Judge Richard Leon ruled that FEMA had unconstitutionally denied housing aid to thousands of residents who were displaced by hurricanes Katrina and Rita. He ordered the government to resume payments immediately, pointing to blind alleys and contradictory information that often led vulnerable families to lose aid without understanding why or having reasonable recourse to appeal.
In Houston, people are at least being housed now in apartments rather than remote trailer camps where other displaced Louisianans have now been trapped for more than a year . But throughout this saga, FEMA has whipsawed the survivors and their host communities with unpredictable policy changes that have hindered the resettlement process and kept everyone on edge. Despite those obstacles, many have managed to get on their feet.

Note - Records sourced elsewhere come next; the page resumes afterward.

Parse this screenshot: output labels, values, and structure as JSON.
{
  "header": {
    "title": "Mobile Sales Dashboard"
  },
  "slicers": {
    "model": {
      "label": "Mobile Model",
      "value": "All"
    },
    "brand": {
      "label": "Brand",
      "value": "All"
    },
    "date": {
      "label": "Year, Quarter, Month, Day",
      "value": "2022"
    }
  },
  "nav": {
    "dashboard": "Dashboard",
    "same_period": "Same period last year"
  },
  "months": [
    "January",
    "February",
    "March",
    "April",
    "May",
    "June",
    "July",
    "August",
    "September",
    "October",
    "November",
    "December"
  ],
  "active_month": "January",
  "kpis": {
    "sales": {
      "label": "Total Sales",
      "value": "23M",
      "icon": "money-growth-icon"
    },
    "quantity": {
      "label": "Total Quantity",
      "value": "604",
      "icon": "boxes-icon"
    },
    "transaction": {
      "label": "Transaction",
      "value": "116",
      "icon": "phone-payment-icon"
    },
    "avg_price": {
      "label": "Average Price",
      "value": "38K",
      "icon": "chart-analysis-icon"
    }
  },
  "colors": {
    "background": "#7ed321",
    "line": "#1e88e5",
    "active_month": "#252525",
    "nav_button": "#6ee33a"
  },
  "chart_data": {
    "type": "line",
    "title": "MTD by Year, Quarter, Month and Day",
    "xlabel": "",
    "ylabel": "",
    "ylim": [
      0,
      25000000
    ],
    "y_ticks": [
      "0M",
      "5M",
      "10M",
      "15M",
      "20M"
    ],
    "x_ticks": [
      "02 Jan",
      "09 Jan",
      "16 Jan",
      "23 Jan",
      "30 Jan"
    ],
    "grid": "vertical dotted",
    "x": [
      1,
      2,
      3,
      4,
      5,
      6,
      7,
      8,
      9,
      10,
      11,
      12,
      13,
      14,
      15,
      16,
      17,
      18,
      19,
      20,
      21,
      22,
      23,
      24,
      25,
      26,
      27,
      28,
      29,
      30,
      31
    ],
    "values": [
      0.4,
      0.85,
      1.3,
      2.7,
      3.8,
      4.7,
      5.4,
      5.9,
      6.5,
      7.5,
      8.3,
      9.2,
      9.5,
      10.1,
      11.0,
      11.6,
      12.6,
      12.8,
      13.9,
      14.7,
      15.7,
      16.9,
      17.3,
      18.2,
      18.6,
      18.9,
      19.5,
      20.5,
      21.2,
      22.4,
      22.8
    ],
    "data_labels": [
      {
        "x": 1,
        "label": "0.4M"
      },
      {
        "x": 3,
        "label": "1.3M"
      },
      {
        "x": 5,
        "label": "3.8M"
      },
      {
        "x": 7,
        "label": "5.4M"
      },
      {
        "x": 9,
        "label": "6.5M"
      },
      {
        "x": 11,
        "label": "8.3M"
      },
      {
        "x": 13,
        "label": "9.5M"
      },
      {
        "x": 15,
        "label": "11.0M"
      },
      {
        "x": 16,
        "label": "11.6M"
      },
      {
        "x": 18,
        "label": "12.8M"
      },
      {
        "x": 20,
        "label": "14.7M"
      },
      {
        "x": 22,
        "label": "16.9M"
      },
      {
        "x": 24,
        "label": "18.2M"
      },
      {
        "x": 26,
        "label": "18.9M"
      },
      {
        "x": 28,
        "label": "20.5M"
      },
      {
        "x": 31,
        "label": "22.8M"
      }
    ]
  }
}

But Houston must still worry about impoverished and hard-to-employ refugees who represent an enormous burden in health care, law enforcement and education costs. City officials also say that the federal government has been unpredictably late and tightfisted with badly needed aid.
The administration made its most disastrous misstep when it failed to enlist the Department of Housing and Urban Development, which was created to deal with just these kinds of situations. If the administration had provided Section 8 housing vouchers through HUD, families could have been directed to affordable housing all over the country. No one city would have been asked to absorb tens of thousands of people.
Congress needs to make sure that its housing application process is rendered intelligible. But it needs to go much further. It has to make sure that the survivors who qualify are given aid through programs like Section 8 that allow them to pick up their lives quickly, and that there will be no more Houstons in the American history of disaster response.